A new algorithm for knowledge discovery from data sets using cross-entropy measurement

Ömer AKGÖBEK
Department of Industrial Engineering, Engineering Faculty, Zirve University, 27260, Gaziantep, Turkey.
Email: [email protected]

  •  Accepted: 16 August 2011
  •  Published: 19 September 2011

Abstract

This study suggests a new method for selecting attributes in algorithms used for generating rules for data mining. The most common measure resorted for selection of attribute is entropy. Entropy is defined as a measure of uncertainty. According to this, the entropy of a system is higher as the uncertainty in the system. Usually the entropy is used to measure uncertainty of C4.5, CN2, CART etc. Attributes in data mining and the cross-entropy is not used frequently. Therefore a new algorithm named REX-1C is derived from REX-1 algorithm that uses entropy in order to test effects of cross-entropy on the learning phenomenon (by using accuracy and rule number).
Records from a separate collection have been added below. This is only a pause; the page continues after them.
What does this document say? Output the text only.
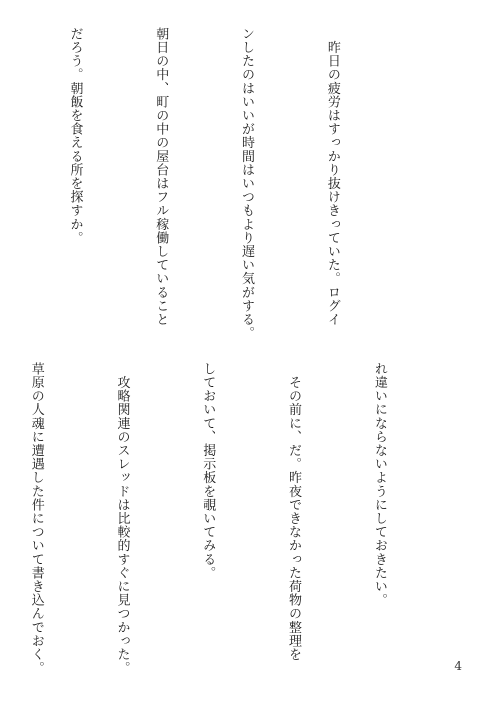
　昨日の疲労はすっかり抜けきっていた。ログイ

ンしたのはいいが時間はいつもより遅い気がする。

朝日の中、町の中の屋台はフル稼働していること

だろう。朝飯を食える所を探すか。

れ違いにならないようにしておきたい。

　その前に、だ。昨夜できなかった荷物の整理を

しておいて、掲示板を覗いてみる。

　攻略関連のスレッドは比較的すぐに見つかった。

草原の人魂に遭遇した件について書き込んでおく。

	4
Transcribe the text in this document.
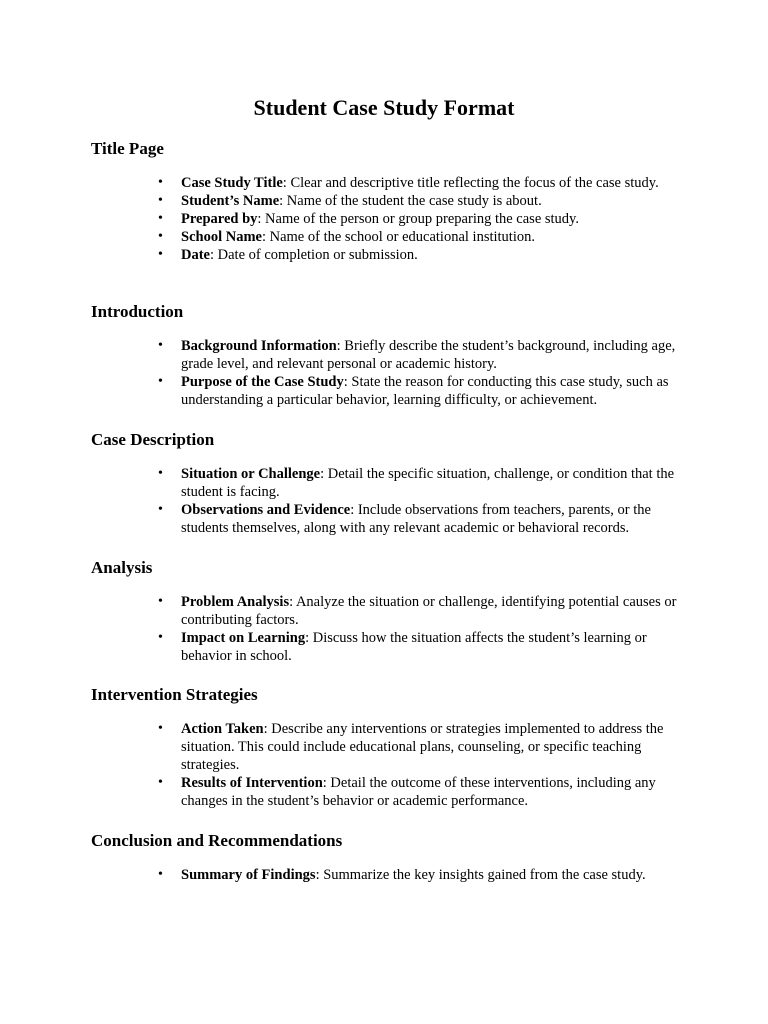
Student Case Study Format
Title Page
• Case Study Title: Clear and descriptive title reflecting the focus of the case study.
• Student’s Name: Name of the student the case study is about.
• Prepared by: Name of the person or group preparing the case study.
• School Name: Name of the school or educational institution.
• Date: Date of completion or submission.
Introduction
• Background Information: Briefly describe the student’s background, including age, grade level, and relevant personal or academic history.
• Purpose of the Case Study: State the reason for conducting this case study, such as understanding a particular behavior, learning difficulty, or achievement.
Case Description
• Situation or Challenge: Detail the specific situation, challenge, or condition that the student is facing.
• Observations and Evidence: Include observations from teachers, parents, or the students themselves, along with any relevant academic or behavioral records.
Analysis
• Problem Analysis: Analyze the situation or challenge, identifying potential causes or contributing factors.
• Impact on Learning: Discuss how the situation affects the student’s learning or behavior in school.
Intervention Strategies
• Action Taken: Describe any interventions or strategies implemented to address the situation. This could include educational plans, counseling, or specific teaching strategies.
• Results of Intervention: Detail the outcome of these interventions, including any changes in the student’s behavior or academic performance.
Conclusion and Recommendations
• Summary of Findings: Summarize the key insights gained from the case study.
Twenty data sets of different specifications and sizes which are commonly used in the machine learning field and sampled from real life were chosen to test the success of said algorithm. Using those data sets, effects of norms on accuracy of the algorithm and number of rules it produces were calculated and results were compared to Rules-3 Plus, Rules-6, REX-1 and C5.0 algorithms. According to the results achieved, it was observed that REX-1C algorithm produced better results compared to Rules-3 Plus, Rules-6, REX-1 and C5.0 algorithms in respect to accuracy.

 

Key words: Data mining, entropy, cross-entropy, classification, rule extraction.